20.   procedure NestedTwo;
21.   begin
22.     Writeln('Nested Two, N=', N);
23.   end;
24.  
25. begin
26.   Result := @NestedOne;
27. end;
28.  
29. var
30.   P: TNestedProc;
31. begin
32.   P := GetProc(55);
33.   CallNestedProc(44, P);
34.   Readln;
35. end.

[Kays]

Have two procedures of the same prototype in global space but in the implementation section.

and then you can assign one of them to your variable procedure

That's, I guess, the path to take then.

[…] Just keep it simple, until you have some serious reasons, which I didn't see.
Instead, everything I saw in your code could be solved by simple if/case blocks.

Yeah, no: The kernel version won't change during run-time. The processor's capabilities will stay the same. You evaluate it once, which implementation works, and you're done.

So there's no way to enforce only functions that actually implement foo are assignment compatible?
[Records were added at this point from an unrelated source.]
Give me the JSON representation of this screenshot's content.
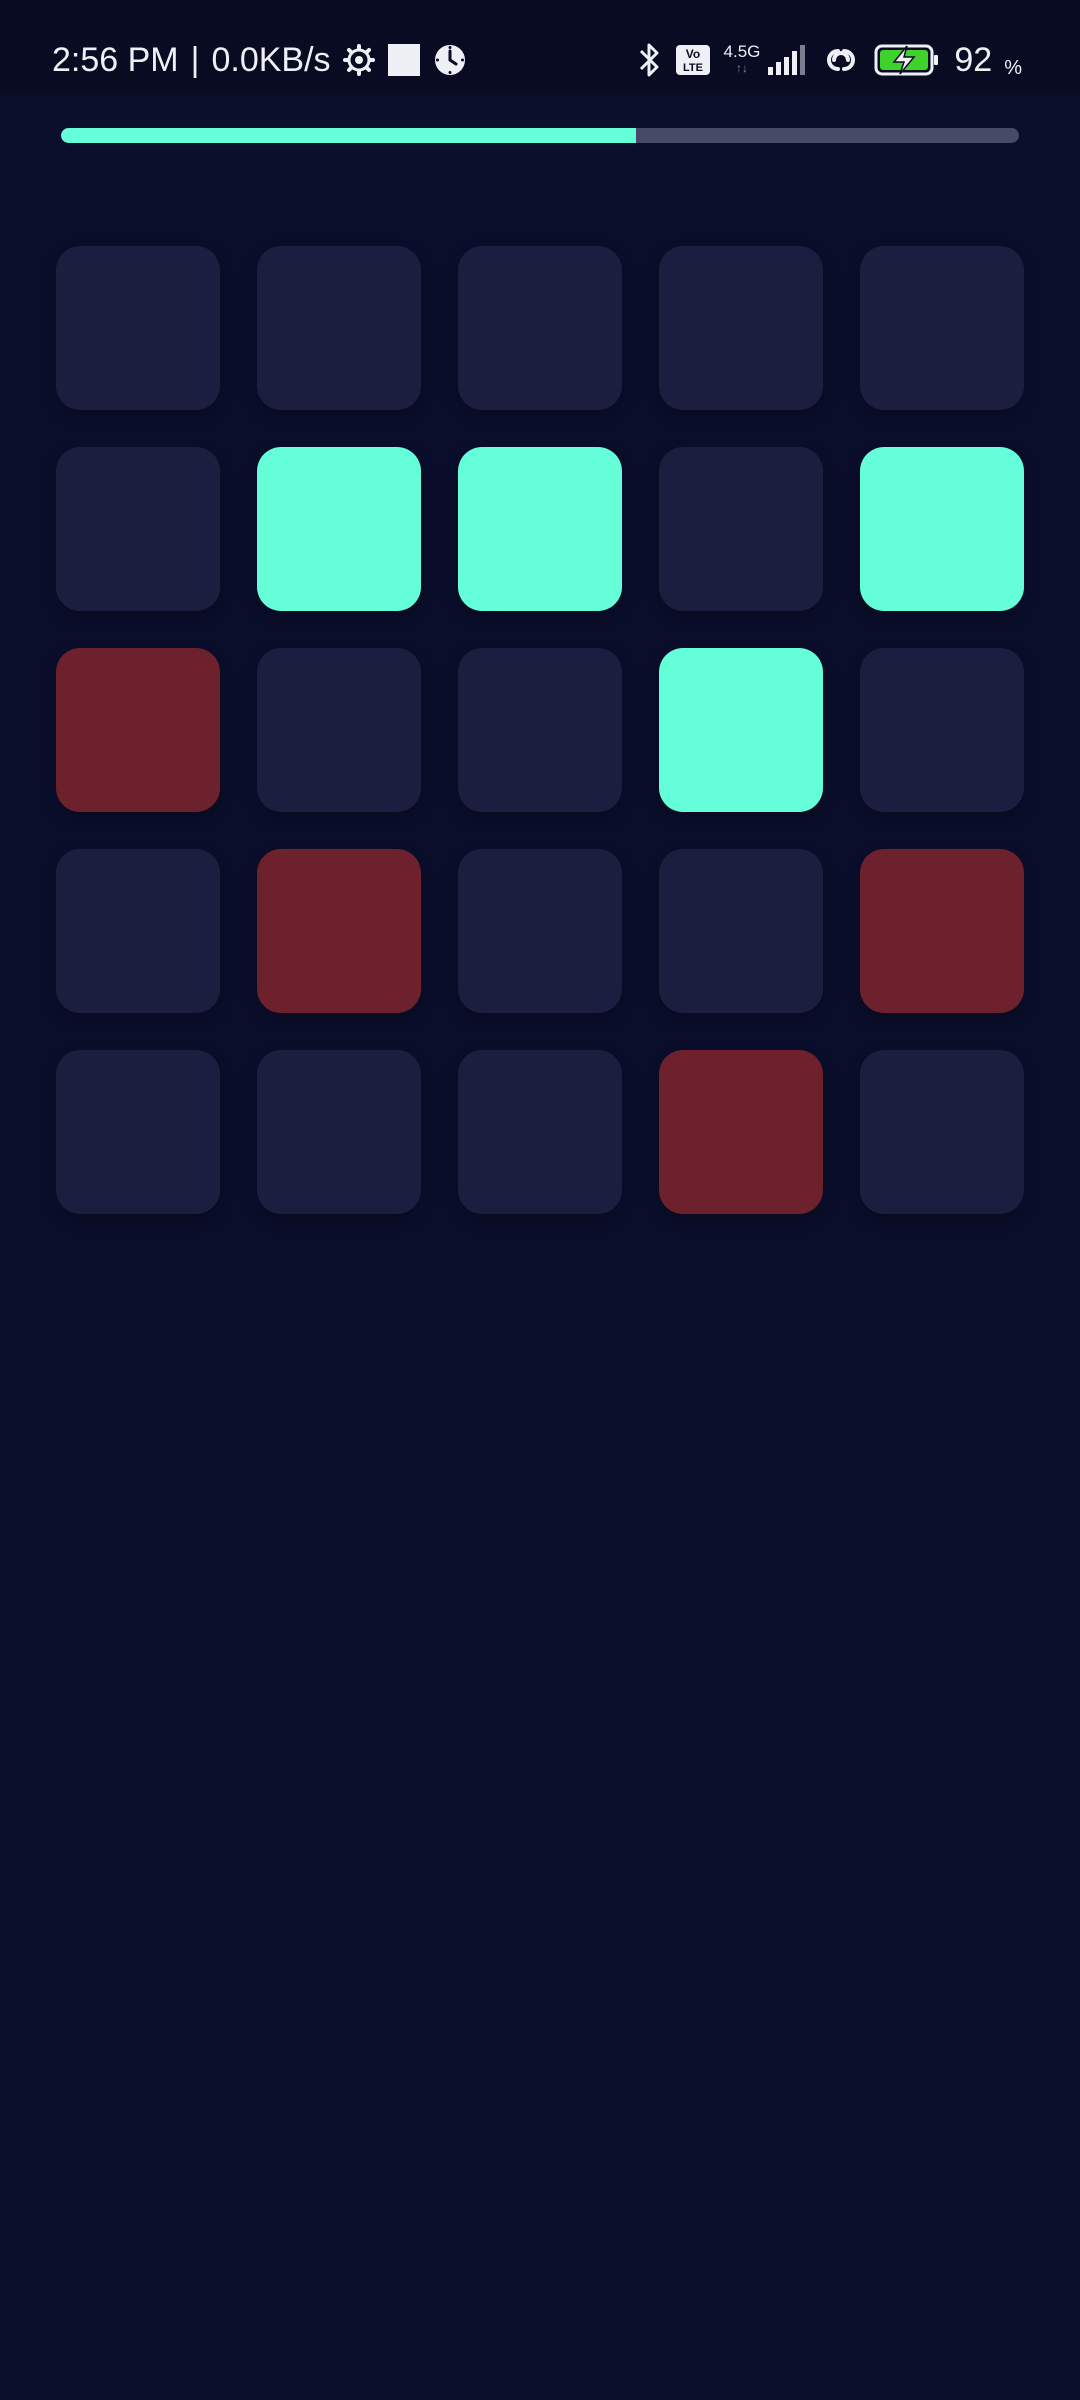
{
  "status_bar": {
    "time": "2:56 PM",
    "separator": "|",
    "net_speed": "0.0KB/s",
    "volte_label_top": "Vo",
    "volte_label_bottom": "LTE",
    "network_type": "4.5G",
    "battery_percent": "92",
    "battery_percent_sign": "%",
    "icons": {
      "left": [
        "settings-gear-icon",
        "white-square-icon",
        "alarm-clock-icon"
      ],
      "right": [
        "bluetooth-icon",
        "volte-icon",
        "signal-bars-icon",
        "link-icon",
        "battery-charging-icon"
      ]
    }
  },
  "progress": {
    "value": 0.6,
    "fill_color": "#64ffd9",
    "track_color": "#454a66"
  },
  "board": {
    "rows": 5,
    "columns": 5,
    "colors": {
      "empty": "#1b1e3e",
      "lit": "#64ffd9",
      "miss": "#6c212d",
      "background": "#0b0e2b"
    },
    "tiles": [
      [
        "empty",
        "empty",
        "empty",
        "empty",
        "empty"
      ],
      [
        "empty",
        "lit",
        "lit",
        "empty",
        "lit"
      ],
      [
        "miss",
        "empty",
        "empty",
        "lit",
        "empty"
      ],
      [
        "empty",
        "miss",
        "empty",
        "empty",
        "miss"
      ],
      [
        "empty",
        "empty",
        "empty",
        "miss",
        "empty"
      ]
    ]
  }
}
Going by the formal signature I could just assign any function accepting and returning one int64. That's quite broad.

[jamie]

How about using compiler switches to decide on which one you want based on a target?
{$IFDEF PROC6502}

 Foo(….):int64;
 
{$ELSE}
  FOO(…)Int64...

{$ENDIF}

So somewhere in some main common module you define a compiler constant..
{$DEFINE PROC6502}

 At least this way dead code won't be compiled into your stuff.

[sash]

Code: Pascal  [Select][+][-]

1. {$modeswitch nestedprocvars}
2. ...
3. type  
4.   tnestedprocvar = procedure is nested;

Technically yes, but I meant because you still need to call it in context of parent procedure, or from outer scope with wrapper, personally I see this as very doubtful feature with unnecessary overhead.
So, again, you cannot use it as regular proc pointer correctly.

@ASerge, another sample (compiles and runs).
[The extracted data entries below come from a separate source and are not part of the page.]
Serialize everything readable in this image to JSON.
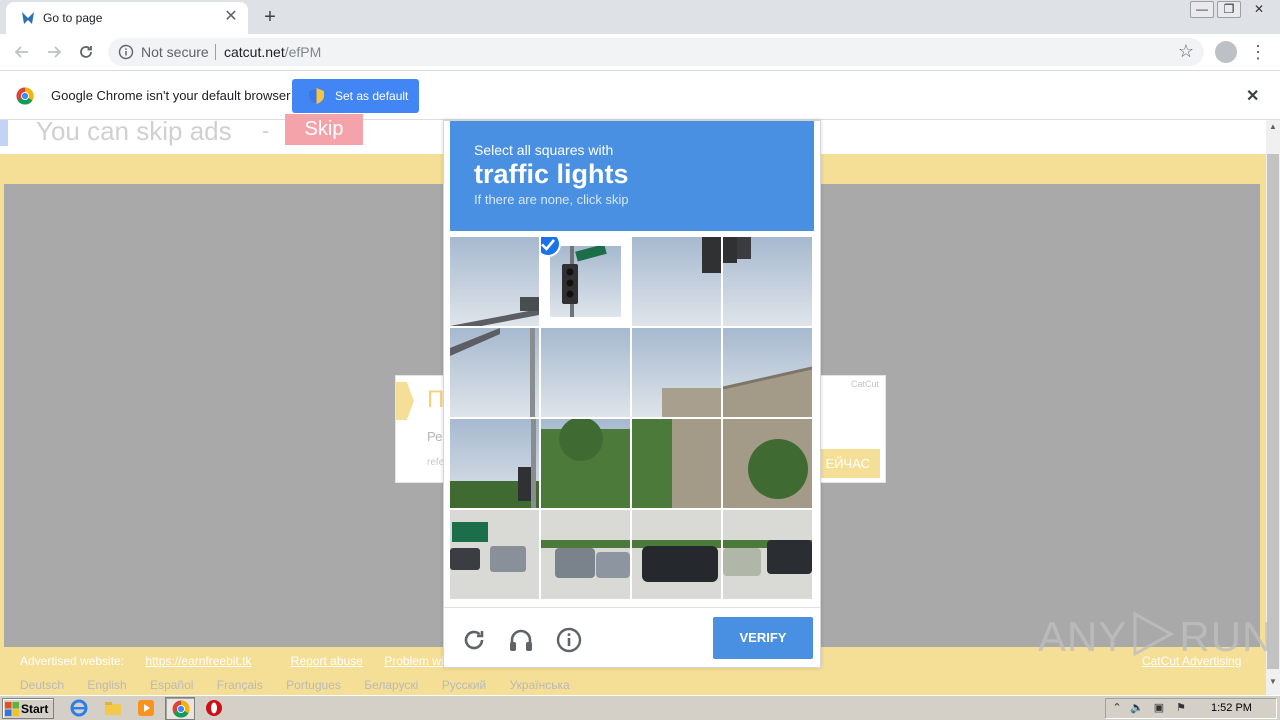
{
  "browser": {
    "tab_title": "Go to page",
    "tab_close": "✕",
    "new_tab": "+",
    "url_security": "Not secure",
    "url_host": "catcut.net",
    "url_path": "/efPM",
    "window_buttons": [
      "—",
      "❐",
      "✕"
    ]
  },
  "infobar": {
    "message": "Google Chrome isn't your default browser",
    "button_label": "Set as default",
    "close": "✕"
  },
  "page": {
    "skip_text": "You can skip ads",
    "skip_dash": "-",
    "skip_button": "Skip",
    "ad_heading": "П",
    "ad_line1": "Ре",
    "ad_line2": "refe",
    "ad_brand": "CatCut",
    "ad_cta": "ЕЙЧАС",
    "footer_advertised": "Advertised website: ",
    "footer_advertised_link": "https://earnfreebit.tk",
    "footer_report": "Report abuse",
    "footer_problem": "Problem with the",
    "footer_right": "CatCut Advertising",
    "languages": [
      "Deutsch",
      "English",
      "Español",
      "Français",
      "Portugues",
      "Беларускі",
      "Русский",
      "Українська"
    ]
  },
  "captcha": {
    "instruction": "Select all squares with",
    "target": "traffic lights",
    "hint": "If there are none, click skip",
    "verify_label": "VERIFY",
    "selected_tiles": [
      1
    ]
  },
  "watermark": {
    "left": "ANY",
    "right": "RUN"
  },
  "taskbar": {
    "start_label": "Start",
    "clock": "1:52 PM"
  },
  "colors": {
    "captcha_blue": "#4a90e2",
    "chrome_blue": "#4285f4",
    "catcut_yellow": "#f5df96",
    "skip_pink": "#f5a3ab"
  }
}
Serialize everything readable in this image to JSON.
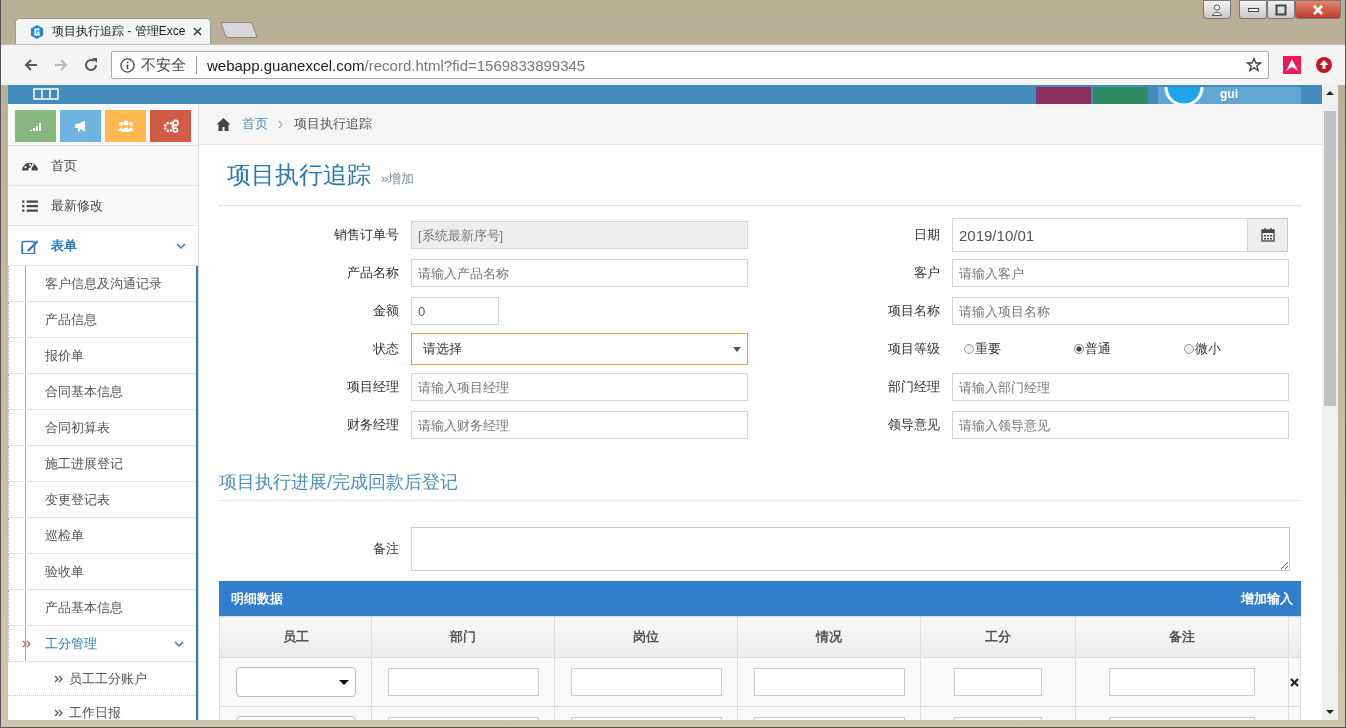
{
  "browser": {
    "tab_title": "项目执行追踪 - 管理Exce",
    "security": "不安全",
    "url_host": "webapp.guanexcel.com",
    "url_path": "/record.html?fid=1569833899345"
  },
  "header": {
    "user": "gui"
  },
  "sidebar": {
    "items": [
      {
        "label": "首页",
        "selected": false
      },
      {
        "label": "最新修改",
        "selected": false
      },
      {
        "label": "表单",
        "selected": true,
        "expanded": true,
        "children": [
          {
            "label": "客户信息及沟通记录",
            "selected": false
          },
          {
            "label": "产品信息",
            "selected": false
          },
          {
            "label": "报价单",
            "selected": false
          },
          {
            "label": "合同基本信息",
            "selected": false
          },
          {
            "label": "合同初算表",
            "selected": false
          },
          {
            "label": "施工进展登记",
            "selected": false
          },
          {
            "label": "变更登记表",
            "selected": false
          },
          {
            "label": "巡检单",
            "selected": false
          },
          {
            "label": "验收单",
            "selected": false
          },
          {
            "label": "产品基本信息",
            "selected": false
          },
          {
            "label": "工分管理",
            "selected": true,
            "expanded": true,
            "children": [
              {
                "label": "员工工分账户",
                "selected": false
              },
              {
                "label": "工作日报",
                "selected": false
              }
            ]
          }
        ]
      }
    ]
  },
  "breadcrumb": [
    {
      "label": "首页",
      "kind": "link"
    },
    {
      "label": "项目执行追踪",
      "kind": "current"
    }
  ],
  "page_title": "项目执行追踪",
  "page_subtitle": "»增加",
  "form": {
    "fields": [
      {
        "label": "销售订单号",
        "kind": "text",
        "placeholder": "[系统最新序号]",
        "disabled": true
      },
      {
        "label": "日期",
        "kind": "date",
        "value": "2019/10/01"
      },
      {
        "label": "产品名称",
        "kind": "text",
        "placeholder": "请输入产品名称",
        "disabled": false
      },
      {
        "label": "客户",
        "kind": "text",
        "placeholder": "请输入客户",
        "disabled": false
      },
      {
        "label": "金额",
        "kind": "number",
        "value": "0"
      },
      {
        "label": "项目名称",
        "kind": "text",
        "placeholder": "请输入项目名称",
        "disabled": false
      },
      {
        "label": "状态",
        "kind": "select",
        "value": "请选择",
        "focused": true
      },
      {
        "label": "项目等级",
        "kind": "radio",
        "options": [
          {
            "label": "重要",
            "selected": false
          },
          {
            "label": "普通",
            "selected": true
          },
          {
            "label": "微小",
            "selected": false
          }
        ]
      },
      {
        "label": "项目经理",
        "kind": "text",
        "placeholder": "请输入项目经理",
        "disabled": false
      },
      {
        "label": "部门经理",
        "kind": "text",
        "placeholder": "请输入部门经理",
        "disabled": false
      },
      {
        "label": "财务经理",
        "kind": "text",
        "placeholder": "请输入财务经理",
        "disabled": false
      },
      {
        "label": "领导意见",
        "kind": "text",
        "placeholder": "请输入领导意见",
        "disabled": false
      }
    ]
  },
  "section_title": "项目执行进展/完成回款后登记",
  "notes": {
    "label": "备注"
  },
  "detail": {
    "title": "明细数据",
    "action": "增加输入",
    "columns": [
      {
        "label": "员工",
        "kind": "select"
      },
      {
        "label": "部门",
        "kind": "input"
      },
      {
        "label": "岗位",
        "kind": "input"
      },
      {
        "label": "情况",
        "kind": "input"
      },
      {
        "label": "工分",
        "kind": "input"
      },
      {
        "label": "备注",
        "kind": "input"
      }
    ],
    "rows": [
      {
        "kind": "entry"
      },
      {
        "kind": "partial"
      }
    ]
  }
}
Code: Pascal  [Select][+][-]

1. program console;
2.  
3. {$APPTYPE CONSOLE}
4. {$MODE OBJFPC}
5. {$MODESWITCH NESTEDPROCVARS}
6.  
7. type
8.   TNestedProc = procedure is nested;
9.  
10. function GetProc(N: Integer): TNestedProc;
11.   procedure NestedOne;
12.   begin
13.     Writeln('Nested One, N=', N);
14.   end;
15.  
16.   procedure NestedTwo;
17.   begin
18.     Writeln('Nested Two, N=', N);
19.   end;
20.  
21. begin
22.   Result := @NestedOne;
23. end;
24.  
25. var
26.   P: TNestedProc;
27.  
28. begin
29.   P := GetProc(55);
30.   P; // what is a value of N? A random unassigned garbage.
31.   Readln;
32. end.

[ASerge]

Code: Pascal  [Select][+][-]

1.   P; // what is a value of N? A random unassigned garbage.

Certainly. Moreover, if the call is made outside the procedure, i.e. the value of the stack frame pointer is not defined, SIGSEGV is also possible.

[PascalDragon]

Code: Pascal  [Select][+][-]

1. unit indirection;
2. {$mode ISO}
3. {$modeswitch allowinline+}
4. {$modeswitch initfinal+}
5.  
6. {...}
7.  

Not part of your question, but nevertheless: it's not recommended to use the ISO mode for units as the concept of units does not exist in the ISO Pascal Standard. Thus unexpected/undefined behaviour might occur.

[Thaddy]

Not part of your question, but nevertheless: it's not recommended to use the ISO mode for units as the concept of units does not exist in the ISO Pascal Standard. Thus unexpected/undefined behaviour might occur.

Indeed, but the modeswitches should work. (and do work)

Maybe your remark can be documented.

A unit should not be able not be compiled in ISO mode, it should throw a "program expected error"........... (which it sometimes does, but not always)
An iso mode program can not be compiled with a "uses" clause.....That will throw  a syntax error....
E.g.:

Code: Pascal  [Select][+][-]

1. program untitled;
2. {$mode iso}
3. uses isounit;
4. begin
5. end.

Renders:

Code: Bash  [Select][+][-]

1. default.pas(3,5) Fatal: Syntax error, "BEGIN" expected but "identifier USES" found

Iso mode always requires a begin end.pair.